Foods to Lower Cholesterol
Oatmeal and oat bran – contains soluble fiber which studies show prevents the absorption of cholesterol into the blood stream from the intestines. Walnuts and Almonds – are rich in polyunsaturated fats that help keep blood vessels healthy and reduce the “bad” LDL cholesterol. Eat them raw to get the full benefit. Add a handful to your oatmeal, salads, or as a part of a healthy snack. Olive Oil – contains heart healthy monounsaturated fats that reduce LDL cholesterol and raises the “good” HDL cholesterol.
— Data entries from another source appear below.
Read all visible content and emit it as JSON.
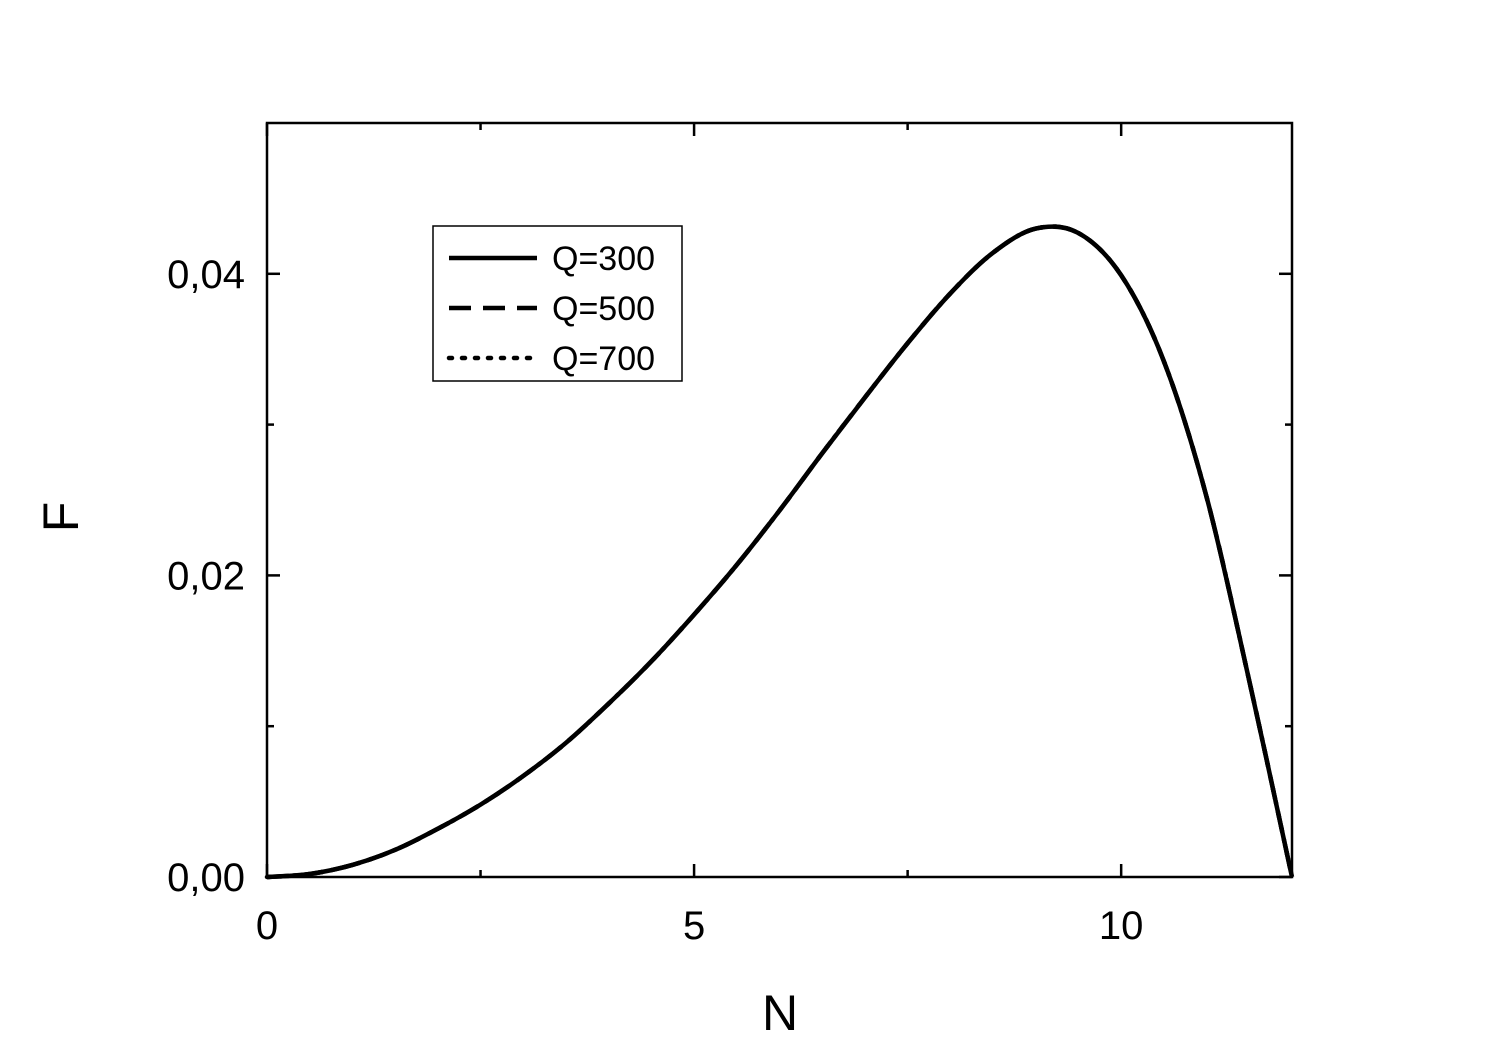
{
  "chart_data": {
    "type": "line",
    "title": "",
    "xlabel": "N",
    "ylabel": "F",
    "xlim": [
      0,
      12
    ],
    "ylim": [
      0,
      0.05
    ],
    "x_ticks": [
      {
        "value": 0,
        "label": "0"
      },
      {
        "value": 5,
        "label": "5"
      },
      {
        "value": 10,
        "label": "10"
      }
    ],
    "x_minor_ticks": [
      2.5,
      7.5
    ],
    "y_ticks": [
      {
        "value": 0,
        "label": "0,00"
      },
      {
        "value": 0.02,
        "label": "0,02"
      },
      {
        "value": 0.04,
        "label": "0,04"
      }
    ],
    "y_minor_ticks": [
      0.01,
      0.03
    ],
    "grid": false,
    "legend_position": "top-left",
    "series": [
      {
        "name": "Q=300",
        "style": "solid",
        "x": [
          0,
          0.5,
          1,
          1.5,
          2,
          2.5,
          3,
          3.5,
          4,
          4.5,
          5,
          5.5,
          6,
          6.5,
          7,
          7.5,
          8,
          8.5,
          9,
          9.5,
          10,
          10.5,
          11,
          11.5,
          12
        ],
        "y": [
          0,
          0.0002,
          0.0008,
          0.0018,
          0.0032,
          0.0048,
          0.0067,
          0.0089,
          0.0115,
          0.0143,
          0.0174,
          0.0207,
          0.0243,
          0.0281,
          0.0318,
          0.0354,
          0.0387,
          0.0414,
          0.043,
          0.0427,
          0.0399,
          0.0342,
          0.0252,
          0.013,
          0
        ]
      },
      {
        "name": "Q=500",
        "style": "dashed",
        "x": [
          0,
          0.5,
          1,
          1.5,
          2,
          2.5,
          3,
          3.5,
          4,
          4.5,
          5,
          5.5,
          6,
          6.5,
          7,
          7.5,
          8,
          8.5,
          9,
          9.5,
          10,
          10.5,
          11,
          11.5,
          12
        ],
        "y": [
          0,
          0.0002,
          0.0008,
          0.0018,
          0.0032,
          0.0048,
          0.0067,
          0.0089,
          0.0115,
          0.0143,
          0.0174,
          0.0207,
          0.0243,
          0.0281,
          0.0318,
          0.0354,
          0.0387,
          0.0414,
          0.043,
          0.0427,
          0.0399,
          0.0342,
          0.0252,
          0.013,
          0
        ]
      },
      {
        "name": "Q=700",
        "style": "dotted",
        "x": [
          0,
          0.5,
          1,
          1.5,
          2,
          2.5,
          3,
          3.5,
          4,
          4.5,
          5,
          5.5,
          6,
          6.5,
          7,
          7.5,
          8,
          8.5,
          9,
          9.5,
          10,
          10.5,
          11,
          11.5,
          12
        ],
        "y": [
          0,
          0.0002,
          0.0008,
          0.0018,
          0.0032,
          0.0048,
          0.0067,
          0.0089,
          0.0115,
          0.0143,
          0.0174,
          0.0207,
          0.0243,
          0.0281,
          0.0318,
          0.0354,
          0.0387,
          0.0414,
          0.043,
          0.0427,
          0.0399,
          0.0342,
          0.0252,
          0.013,
          0
        ]
      }
    ]
  }
}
It contains vitamin E which is a potent antioxidant that benefits the heart and blood vessels. It is also rich bin plant phenols that have an anti-inflammatory effect and prevents clotting. Add a tablespoon to pasta dishes and salad dishes. Omega-3 Fatty Acids – found in fatty fish such as wild salmon, tuna, and other cold water fish. It improves blood circulation, reduces blood clotting, and there is evidence it lowers blood triglycerides. Eat fish 2 to 3 times a week or you may want to supplement with a good quality fish or krill oil capsule.
Foods to Avoid
You’re going to have to eliminate certain foods from your diet. Processed foods are not known to be heart healthy and don’t belong in a cholesterol lowering diet. Many of them contain trans-fats that contribute to artery clogging. Avoid foods that have gone through extensive manufacturing. White Bread and Other Grains – these foods have had the majority of nutrients and fiber stripped from them in the manufacturing process. Sure, sometimes they add them back synthetically but it’s not the same. Switch to whole grains including bread and pastas. Cookies, cakes, and pastries – store bought desserts and snacks can contain Trans fats. If you choose to eat these foods in moderation, make them yourself from natural ingredients.
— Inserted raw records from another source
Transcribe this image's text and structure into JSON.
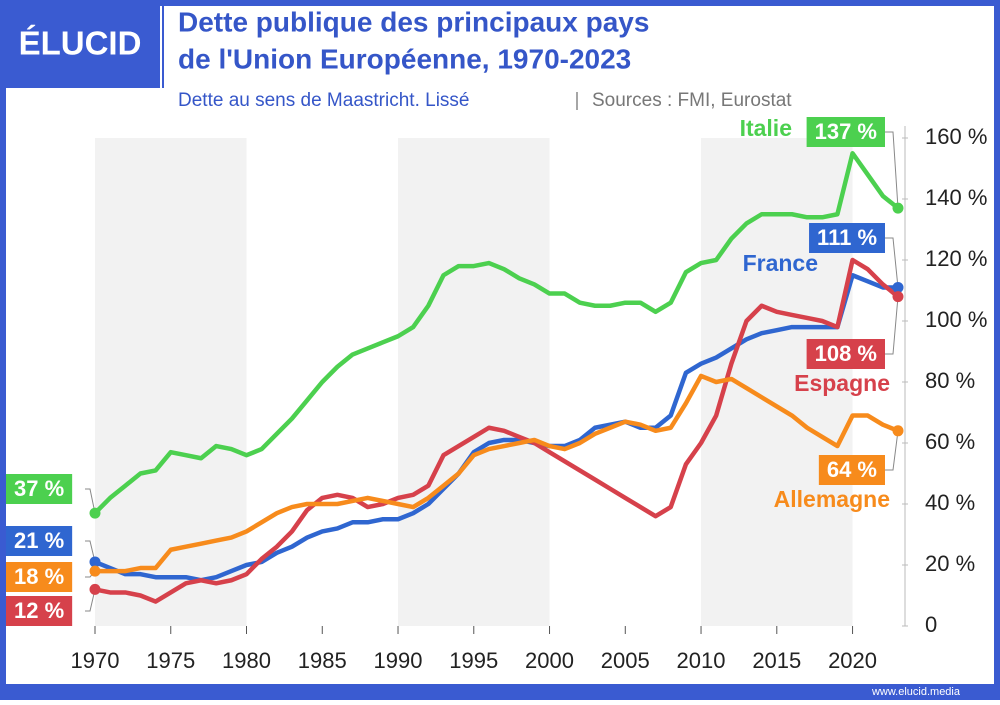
{
  "header": {
    "logo": "ÉLUCID",
    "title_line1": "Dette publique des principaux pays",
    "title_line2": "de l'Union Européenne, 1970-2023",
    "subtitle": "Dette au sens de Maastricht. Lissé",
    "source": "Sources : FMI, Eurostat"
  },
  "footer": {
    "url": "www.elucid.media"
  },
  "chart_data": {
    "type": "line",
    "x": [
      1970,
      1971,
      1972,
      1973,
      1974,
      1975,
      1976,
      1977,
      1978,
      1979,
      1980,
      1981,
      1982,
      1983,
      1984,
      1985,
      1986,
      1987,
      1988,
      1989,
      1990,
      1991,
      1992,
      1993,
      1994,
      1995,
      1996,
      1997,
      1998,
      1999,
      2000,
      2001,
      2002,
      2003,
      2004,
      2005,
      2006,
      2007,
      2008,
      2009,
      2010,
      2011,
      2012,
      2013,
      2014,
      2015,
      2016,
      2017,
      2018,
      2019,
      2020,
      2021,
      2022,
      2023
    ],
    "xlim": [
      1970,
      2023
    ],
    "xticks": [
      1970,
      1975,
      1980,
      1985,
      1990,
      1995,
      2000,
      2005,
      2010,
      2015,
      2020
    ],
    "ylim": [
      0,
      160
    ],
    "yticks": [
      0,
      {
        "value": 20,
        "label": "20 %"
      },
      {
        "value": 40,
        "label": "40 %"
      },
      {
        "value": 60,
        "label": "60 %"
      },
      {
        "value": 80,
        "label": "80 %"
      },
      {
        "value": 100,
        "label": "100 %"
      },
      {
        "value": 120,
        "label": "120 %"
      },
      {
        "value": 140,
        "label": "140 %"
      },
      {
        "value": 160,
        "label": "160 %"
      }
    ],
    "shaded_bands": true,
    "series": [
      {
        "name": "Italie",
        "color": "#4cd04f",
        "values": [
          37,
          42,
          46,
          50,
          51,
          57,
          56,
          55,
          59,
          58,
          56,
          58,
          63,
          68,
          74,
          80,
          85,
          89,
          91,
          93,
          95,
          98,
          105,
          115,
          118,
          118,
          119,
          117,
          114,
          112,
          109,
          109,
          106,
          105,
          105,
          106,
          106,
          103,
          106,
          116,
          119,
          120,
          127,
          132,
          135,
          135,
          135,
          134,
          134,
          135,
          155,
          148,
          141,
          137
        ],
        "value_labels": [
          "37 %",
          null,
          null,
          null,
          null,
          null,
          null,
          null,
          null,
          null,
          null,
          null,
          null,
          null,
          null,
          null,
          null,
          null,
          null,
          null,
          null,
          null,
          null,
          null,
          null,
          null,
          null,
          null,
          null,
          null,
          null,
          null,
          null,
          null,
          null,
          null,
          null,
          null,
          null,
          null,
          null,
          null,
          null,
          null,
          null,
          null,
          null,
          null,
          null,
          null,
          null,
          null,
          null,
          "137 %"
        ]
      },
      {
        "name": "France",
        "color": "#2f66d0",
        "values": [
          21,
          19,
          17,
          17,
          16,
          16,
          16,
          15,
          16,
          18,
          20,
          21,
          24,
          26,
          29,
          31,
          32,
          34,
          34,
          35,
          35,
          37,
          40,
          45,
          50,
          57,
          60,
          61,
          61,
          60,
          59,
          59,
          61,
          65,
          66,
          67,
          65,
          65,
          69,
          83,
          86,
          88,
          91,
          94,
          96,
          97,
          98,
          98,
          98,
          98,
          115,
          113,
          111,
          111
        ],
        "value_labels": [
          "21 %",
          null,
          null,
          null,
          null,
          null,
          null,
          null,
          null,
          null,
          null,
          null,
          null,
          null,
          null,
          null,
          null,
          null,
          null,
          null,
          null,
          null,
          null,
          null,
          null,
          null,
          null,
          null,
          null,
          null,
          null,
          null,
          null,
          null,
          null,
          null,
          null,
          null,
          null,
          null,
          null,
          null,
          null,
          null,
          null,
          null,
          null,
          null,
          null,
          null,
          null,
          null,
          null,
          "111 %"
        ]
      },
      {
        "name": "Espagne",
        "color": "#d6414b",
        "values": [
          12,
          11,
          11,
          10,
          8,
          11,
          14,
          15,
          14,
          15,
          17,
          22,
          26,
          31,
          38,
          42,
          43,
          42,
          39,
          40,
          42,
          43,
          46,
          56,
          59,
          62,
          65,
          64,
          62,
          60,
          57,
          54,
          51,
          48,
          45,
          42,
          39,
          36,
          39,
          53,
          60,
          69,
          86,
          100,
          105,
          103,
          102,
          101,
          100,
          98,
          120,
          117,
          112,
          108
        ],
        "value_labels": [
          "12 %",
          null,
          null,
          null,
          null,
          null,
          null,
          null,
          null,
          null,
          null,
          null,
          null,
          null,
          null,
          null,
          null,
          null,
          null,
          null,
          null,
          null,
          null,
          null,
          null,
          null,
          null,
          null,
          null,
          null,
          null,
          null,
          null,
          null,
          null,
          null,
          null,
          null,
          null,
          null,
          null,
          null,
          null,
          null,
          null,
          null,
          null,
          null,
          null,
          null,
          null,
          null,
          null,
          "108 %"
        ]
      },
      {
        "name": "Allemagne",
        "color": "#f78b1c",
        "values": [
          18,
          18,
          18,
          19,
          19,
          25,
          26,
          27,
          28,
          29,
          31,
          34,
          37,
          39,
          40,
          40,
          40,
          41,
          42,
          41,
          40,
          39,
          42,
          46,
          50,
          56,
          58,
          59,
          60,
          61,
          59,
          58,
          60,
          63,
          65,
          67,
          66,
          64,
          65,
          73,
          82,
          80,
          81,
          78,
          75,
          72,
          69,
          65,
          62,
          59,
          69,
          69,
          66,
          64
        ],
        "value_labels": [
          "18 %",
          null,
          null,
          null,
          null,
          null,
          null,
          null,
          null,
          null,
          null,
          null,
          null,
          null,
          null,
          null,
          null,
          null,
          null,
          null,
          null,
          null,
          null,
          null,
          null,
          null,
          null,
          null,
          null,
          null,
          null,
          null,
          null,
          null,
          null,
          null,
          null,
          null,
          null,
          null,
          null,
          null,
          null,
          null,
          null,
          null,
          null,
          null,
          null,
          null,
          null,
          null,
          null,
          "64 %"
        ]
      }
    ]
  }
}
The Best Cholesterol Lowering Diet
The Mediterranean diet is a heart healthy choice and is an easy cholesterol lowering diet to follow. Extensive studies show that it reduces the risk of heart disease, type II diabetes, and some types of cancer. It helps with weight loss and it increases longevity. The people in these regions have a lower incidence of heart disease.
What’s in the Mediterranean Diet?
- Fish and Poultry
- Nuts and Seeds
- Olive Oil
- Moderate Wine consumption
- Generous servings of Vegetables
- Fresh Fruit as dessert
- Whole Grains
- Dairy
As you can see, the Mediterranean diet plan contains no processed foods and very little red meat. It is high in dietary fiber that reduces cholesterol levels. And it increases longevity!